Carrying a stack of resumes, Persky took to Manhattan streets wearing a white board scrawled with black marker: "EXPERIENCED MIT GRAD FOR HIRE."
The move garnered newspaper and blog headlines: "An ex-banker's unusual job pitch," "MIT graduate will work for food" and "Joshua Persky: desperate and alone."
His search would stretch on for a year, with no paycheck and no prospects.
Somewhere along the way, seeped in a post-layoff muck of sacrifice, humiliation and rejection, Persky found the resolve to keep hoping. That is the lesson he wants to share with the nearly 2 million people who have lost their jobs this year, and the millions more who will next year, when the U.S. unemployment rate is expected to climb to 7.8%, from an estimated 5.7% this year.
Keep hoping. Keep exercising. Keep savoring time with family.
"You can't give up," said Persky, 49. "You have to try to keep your sense of humor, if you have one, and be creative."
But those lessons would come only after time passed.
Persky had been working with Houlihan Lokey for two years when he was laid off last December.
At first, he turned to headhunters and job search engines. Nothing. He contacted associates he knew from other firms. But their businesses were collapsing.
By June, his savings had dwindled. He had applied for unemployment benefits, but those ran out too. Persky and his wife decided to let go of their upscale Upper East Side apartment and put their belongings in storage. All around them, neighbors who had also lost jobs were packing up and leaving New York.

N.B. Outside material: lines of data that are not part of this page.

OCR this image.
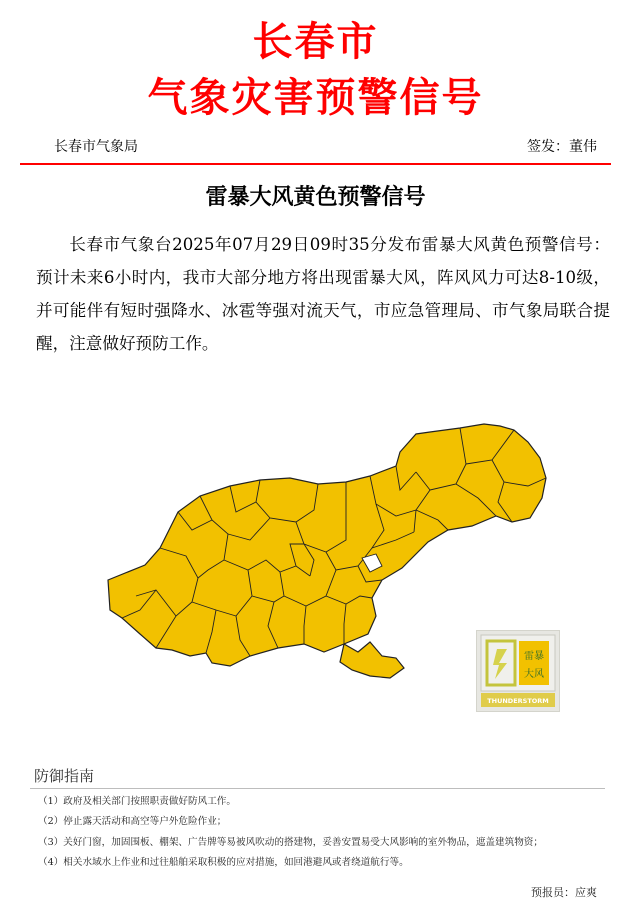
长春市
气象灾害预警信号
长春市气象局	签发：董伟
雷暴大风黄色预警信号

长春市气象台2025年07月29日09时35分发布雷暴大风黄色预警信号：预计未来6小时内，我市大部分地方将出现雷暴大风，阵风风力可达8-10级，并可能伴有短时强降水、冰雹等强对流天气，市应急管理局、市气象局联合提醒，注意做好预防工作。

雷暴
大风
THUNDERSTORM
防御指南
（1）政府及相关部门按照职责做好防风工作。
（2）停止露天活动和高空等户外危险作业；
（3）关好门窗，加固围板、棚架、广告牌等易被风吹动的搭建物，妥善安置易受大风影响的室外物品，遮盖建筑物资；
（4）相关水域水上作业和过往船舶采取积极的应对措施，如回港避风或者绕道航行等。
预报员：应爽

One night, over a dispirited dinner, the Perskys hatched a plan for what to do next. It was their weekly date night, and although the couple had scaled down on spending money on cuisine, they decided to splurge on drinks and a shared entree at their favorite Argentine steakhouse. It would be the last of such dinners for a while.
Following their plan, Persky's wife, Cynthia, moved in with her parents in Omaha, enrolling their two children in school there. Persky moved in with his sister in Westchester, N.Y., while continuing to send out resumes and keeping his Manhattan contacts alive.